ICRE Menu: Latest Cases | Subject Matter Index | Date Index | Name Index | About ICRE


SEX DISCRIMINATION

Hardy & Hansons plc v Lax: [2005] EWCA Civ 846

CA: Pill, Thomas and Gage LJJ: 7 July 2005

The applicant worked as retail recruitment manager for the employers, who ran a chain of managed and tenanted public houses. When she became pregnant the applicant requested that she be allowed to work on a part-time basis on her return from maternity leave, but the employers refused her request. While the applicant was on maternity leave roles within the employers' organisation were reappraised and the job of retail recruitment manager became redundant, some of its functions passing to the newly-created role of tenant support manager. Shortly before the end of her maternity leave the applicant informed the employers that she was unable to work full-time. The employers told her that there was no part-time role involving recruitment available, claiming that the role of tenant support manager could not be performed by two part-time employees on a job sharing basis, and dismissed her on the ground of redundancy.
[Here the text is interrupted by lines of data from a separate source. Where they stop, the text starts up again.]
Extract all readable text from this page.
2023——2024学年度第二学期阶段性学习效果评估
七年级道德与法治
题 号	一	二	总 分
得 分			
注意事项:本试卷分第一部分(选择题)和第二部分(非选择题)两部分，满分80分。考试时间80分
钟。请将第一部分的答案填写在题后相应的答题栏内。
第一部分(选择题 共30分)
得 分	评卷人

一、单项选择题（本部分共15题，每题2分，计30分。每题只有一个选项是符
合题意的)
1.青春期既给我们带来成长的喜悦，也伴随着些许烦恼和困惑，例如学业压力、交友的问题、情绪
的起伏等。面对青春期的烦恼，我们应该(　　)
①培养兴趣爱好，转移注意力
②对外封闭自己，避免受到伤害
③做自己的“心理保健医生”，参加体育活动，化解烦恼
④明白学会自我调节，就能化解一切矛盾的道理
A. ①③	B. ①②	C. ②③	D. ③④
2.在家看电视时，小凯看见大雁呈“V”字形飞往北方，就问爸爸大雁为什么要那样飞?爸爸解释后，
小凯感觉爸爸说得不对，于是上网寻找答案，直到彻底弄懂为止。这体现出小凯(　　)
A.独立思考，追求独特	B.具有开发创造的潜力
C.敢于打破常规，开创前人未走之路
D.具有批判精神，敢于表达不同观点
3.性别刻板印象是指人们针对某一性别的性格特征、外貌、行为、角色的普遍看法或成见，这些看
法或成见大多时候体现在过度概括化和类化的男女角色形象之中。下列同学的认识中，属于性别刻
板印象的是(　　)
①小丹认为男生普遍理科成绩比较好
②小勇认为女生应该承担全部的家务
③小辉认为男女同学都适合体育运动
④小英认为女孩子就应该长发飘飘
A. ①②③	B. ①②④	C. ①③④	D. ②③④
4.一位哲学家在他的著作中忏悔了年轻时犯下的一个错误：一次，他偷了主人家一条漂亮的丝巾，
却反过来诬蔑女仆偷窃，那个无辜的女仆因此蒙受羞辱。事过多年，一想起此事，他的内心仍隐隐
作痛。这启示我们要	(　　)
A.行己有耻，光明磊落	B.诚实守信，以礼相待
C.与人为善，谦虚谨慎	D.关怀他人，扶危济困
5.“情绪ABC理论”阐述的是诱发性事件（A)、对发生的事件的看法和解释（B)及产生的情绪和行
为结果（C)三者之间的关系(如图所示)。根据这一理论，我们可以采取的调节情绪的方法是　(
The applicant made a complaint of unfair dismissal and indirect sex discrimination contrary to section 1(2)(b) of the Sex Discrimination Act 1975 on the ground that the employers had applied to her a provision which would be to the detriment of a considerably larger proportion of women than of men and was to her detriment. The employment tribunal upheld the complaints, finding that the job of tenant support manager was capable of being shared and that the employers had not shown their refusal to be justifiable under section 1(2)(b)(ii) of the 1975 Act. The Employment Appeal Tribunal dismissed an appeal by the employers.

The employers appealed.

The Court of Appeal held:
When determining whether an indirectly discriminatory practice was objectively justified under section 1(2)(b)(ii) of the Sex Discrimination Act 1975 an employment tribunal was required to make its own judgment as to whether, on a fair and detailed analysis of the working practices and business considerations involved, the practice was reasonably necessary and not whether it came within a range of reasonable responses. In considering whether the tribunal had adequately performed that duty the appellate courts had to consider critically whether the tribunal had understood and applied the evidence and had assessed fairly the employer's attempts at justification. Although the tribunal had misunderstood some of the evidence and in some respects its reasoning lacked cogency, on an application of the correct test its decision should be upheld.

The appeal was dismissed.

Appearances: Andrew Clarke QC and Jason Coppel (Browne Jacobson LLP, Nottingham) for the employers; Brian Langstaff QC and David Massarella (Richard Hutchinson & Co, Nottingham) for the applicant.